Donald Trump, silahlı kuvvetlerin yeni bir parçası olarak “Uzay Kuvvetleri” oluşturmak için boşuna acele etmedi. Bu adımla ABD hükümeti, uzaydaki keşifleri ve gelecekteki stratejik operasyonları desteklemek ve güvence altına almak için bir güç yaratmış oldu. Ve bu adımı, küresel açıdan kabul edilebilir bir bağlamla açıklamaya çalıştı: Gezegenimizdeki kaynaklar giderek azaldıkça, kirlilik ve aşırı tüketim doğal rezervlerimizi tükettikçe hükümet giderek daha fazla endişeye kapılıyor. Bu kaynakları, suyun ve madenlerin sonsuz olduğu uzay gibi bir kaynakta aramaktan daha stratejik ne olabilir?
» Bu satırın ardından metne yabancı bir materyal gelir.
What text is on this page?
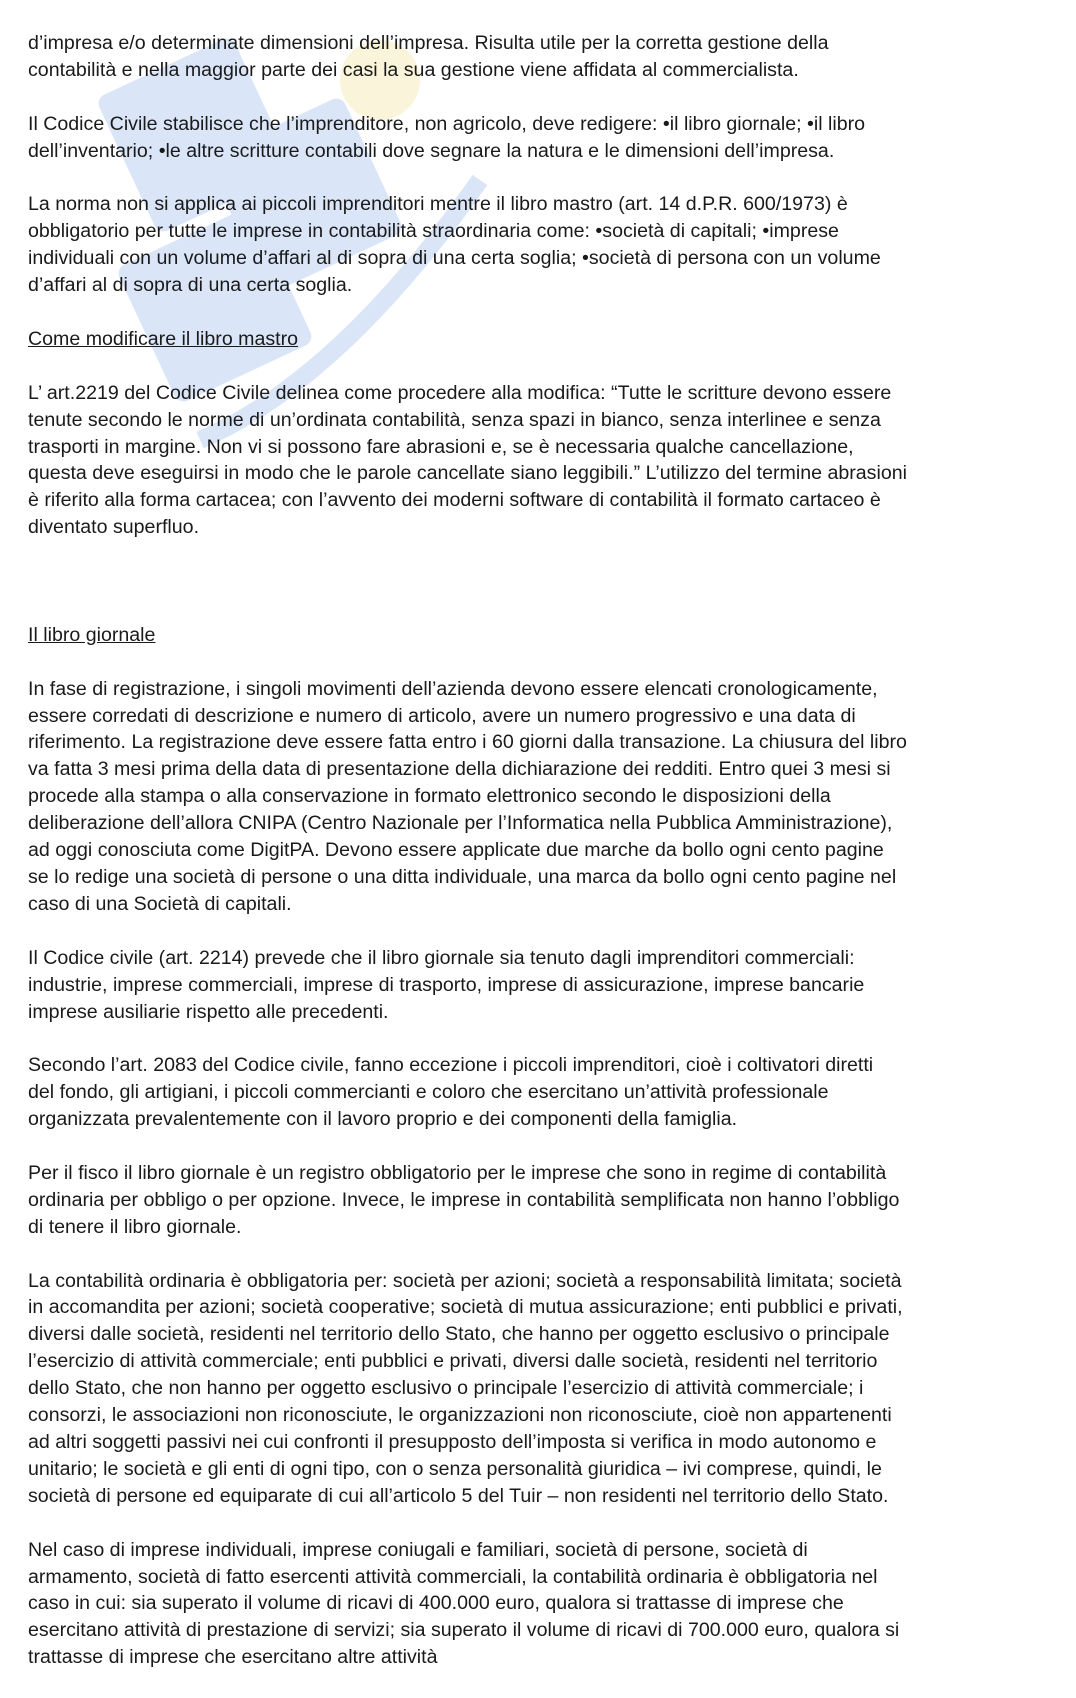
d’impresa e/o determinate dimensioni dell’impresa. Risulta utile per la corretta gestione della
contabilità e nella maggior parte dei casi la sua gestione viene affidata al commercialista.

Il Codice Civile stabilisce che l’imprenditore, non agricolo, deve redigere: •il libro giornale; •il libro
dell’inventario; •le altre scritture contabili dove segnare la natura e le dimensioni dell’impresa.

La norma non si applica ai piccoli imprenditori mentre il libro mastro (art. 14 d.P.R. 600/1973) è
obbligatorio per tutte le imprese in contabilità straordinaria come: •società di capitali; •imprese
individuali con un volume d’affari al di sopra di una certa soglia; •società di persona con un volume
d’affari al di sopra di una certa soglia.

Come modificare il libro mastro

L’ art.2219 del Codice Civile delinea come procedere alla modifica: “Tutte le scritture devono essere
tenute secondo le norme di un’ordinata contabilità, senza spazi in bianco, senza interlinee e senza
trasporti in margine. Non vi si possono fare abrasioni e, se è necessaria qualche cancellazione,
questa deve eseguirsi in modo che le parole cancellate siano leggibili.” L’utilizzo del termine abrasioni
è riferito alla forma cartacea; con l’avvento dei moderni software di contabilità il formato cartaceo è
diventato superfluo.

Il libro giornale

In fase di registrazione, i singoli movimenti dell’azienda devono essere elencati cronologicamente,
essere corredati di descrizione e numero di articolo, avere un numero progressivo e una data di
riferimento. La registrazione deve essere fatta entro i 60 giorni dalla transazione. La chiusura del libro
va fatta 3 mesi prima della data di presentazione della dichiarazione dei redditi. Entro quei 3 mesi si
procede alla stampa o alla conservazione in formato elettronico secondo le disposizioni della
deliberazione dell’allora CNIPA (Centro Nazionale per l’Informatica nella Pubblica Amministrazione),
ad oggi conosciuta come DigitPA. Devono essere applicate due marche da bollo ogni cento pagine
se lo redige una società di persone o una ditta individuale, una marca da bollo ogni cento pagine nel
caso di una Società di capitali.

Il Codice civile (art. 2214) prevede che il libro giornale sia tenuto dagli imprenditori commerciali:
industrie, imprese commerciali, imprese di trasporto, imprese di assicurazione, imprese bancarie
imprese ausiliarie rispetto alle precedenti.

Secondo l’art. 2083 del Codice civile, fanno eccezione i piccoli imprenditori, cioè i coltivatori diretti
del fondo, gli artigiani, i piccoli commercianti e coloro che esercitano un’attività professionale
organizzata prevalentemente con il lavoro proprio e dei componenti della famiglia.

Per il fisco il libro giornale è un registro obbligatorio per le imprese che sono in regime di contabilità
ordinaria per obbligo o per opzione. Invece, le imprese in contabilità semplificata non hanno l’obbligo
di tenere il libro giornale.

La contabilità ordinaria è obbligatoria per: società per azioni; società a responsabilità limitata; società
in accomandita per azioni; società cooperative; società di mutua assicurazione; enti pubblici e privati,
diversi dalle società, residenti nel territorio dello Stato, che hanno per oggetto esclusivo o principale
l’esercizio di attività commerciale; enti pubblici e privati, diversi dalle società, residenti nel territorio
dello Stato, che non hanno per oggetto esclusivo o principale l’esercizio di attività commerciale; i
consorzi, le associazioni non riconosciute, le organizzazioni non riconosciute, cioè non appartenenti
ad altri soggetti passivi nei cui confronti il presupposto dell’imposta si verifica in modo autonomo e
unitario; le società e gli enti di ogni tipo, con o senza personalità giuridica – ivi comprese, quindi, le
società di persone ed equiparate di cui all’articolo 5 del Tuir – non residenti nel territorio dello Stato.

Nel caso di imprese individuali, imprese coniugali e familiari, società di persone, società di
armamento, società di fatto esercenti attività commerciali, la contabilità ordinaria è obbligatoria nel
caso in cui: sia superato il volume di ricavi di 400.000 euro, qualora si trattasse di imprese che
esercitano attività di prestazione di servizi; sia superato il volume di ricavi di 700.000 euro, qualora si
trattasse di imprese che esercitano altre attività
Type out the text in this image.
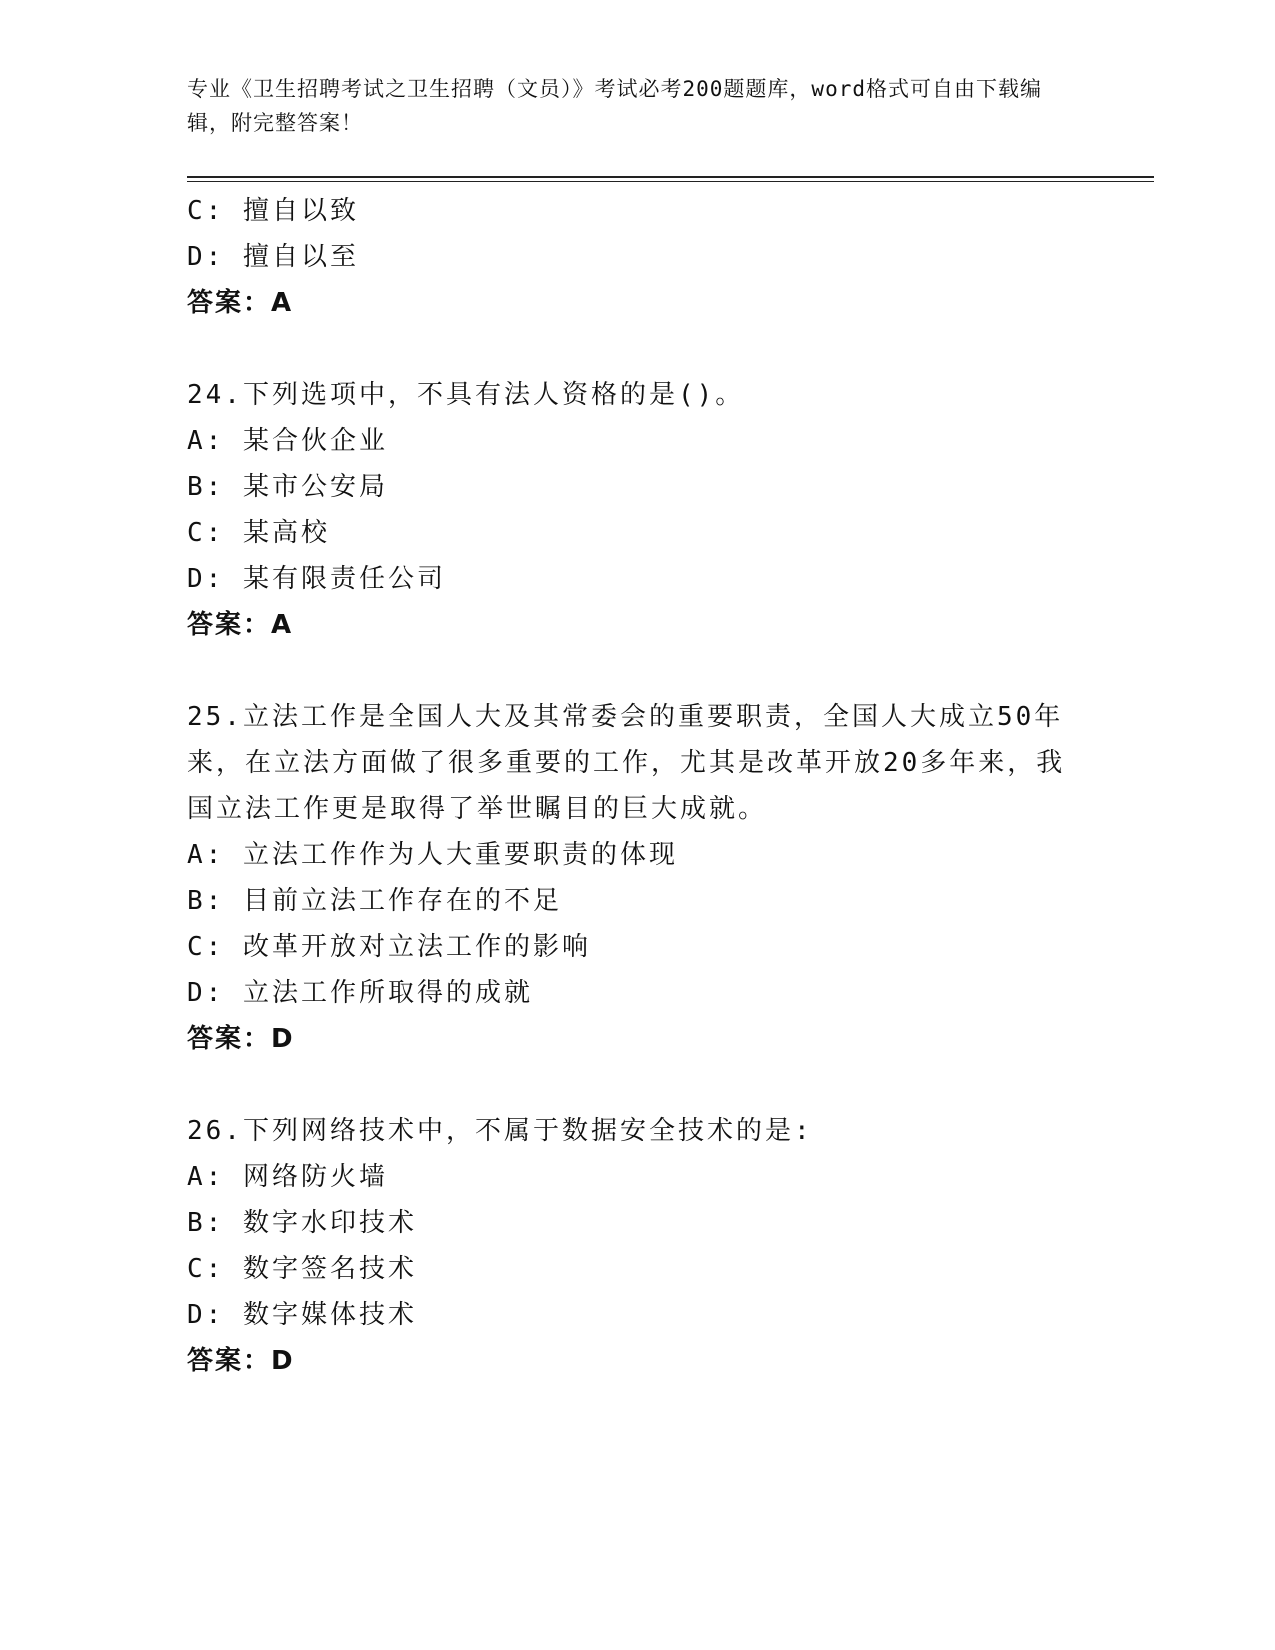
专业《卫生招聘考试之卫生招聘（文员）》考试必考200题题库，word格式可自由下载编辑，附完整答案！
C: 擅自以致
D: 擅自以至
答案：A
24.下列选项中，不具有法人资格的是()。
A: 某合伙企业
B: 某市公安局
C: 某高校
D: 某有限责任公司
答案：A
25.立法工作是全国人大及其常委会的重要职责，全国人大成立50年
来，在立法方面做了很多重要的工作，尤其是改革开放20多年来，我
国立法工作更是取得了举世瞩目的巨大成就。
A: 立法工作作为人大重要职责的体现
B: 目前立法工作存在的不足
C: 改革开放对立法工作的影响
D: 立法工作所取得的成就
答案：D
26.下列网络技术中，不属于数据安全技术的是:
A: 网络防火墙
B: 数字水印技术
C: 数字签名技术
D: 数字媒体技术
答案：D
Rezervler tükendikçe, zayıfladıkça, yakında uzayda keşfedilecek kaynaklara bağımlı hale geleceğiz. Bu kaynaklar, sadece kendi kârlarını düşünen çokuluslu özel şirketlerin elinde olursa ne olacak? Bu, Uzay Anlaşması’nın günümüzde de yaşamsal derecede önemli olduğu gösteriyor: Uzay teknolojisinin bizi, daha eşitsiz, acılarla ve şiddetle dolu bir geleceğe taşımasını engellemek. Washington, hegemonyacı konumunu gezegenimizin dışına taşımak, doğal kaynakların sonsuz ve güvence altında olduğu kaynak, yani uzay üzerinde hâkimiyet kurmak istiyor. Şu anda başlayan şey, gerçek anlamda bir altına hücumdur. Uzay keşifleri ile ilgili stratejik politikaları hemen oluşturmak isteyen kim olursa, o diğer ülkelerin önünde olacaktır. Bu politikalar, bütün halklar için geçerli bir hukuki standarda sahip olmalıdır. Uzay Anlaşması, mükemmel bir hukuk oluşturmamakla birlikte, uzayın yıkıma uğramasını engellemek için halen elimizde bulunan tek araçtır.
Çeviri: Murat Akad
Bu makale infobrics.org isimli sitede yayımlanmıştır.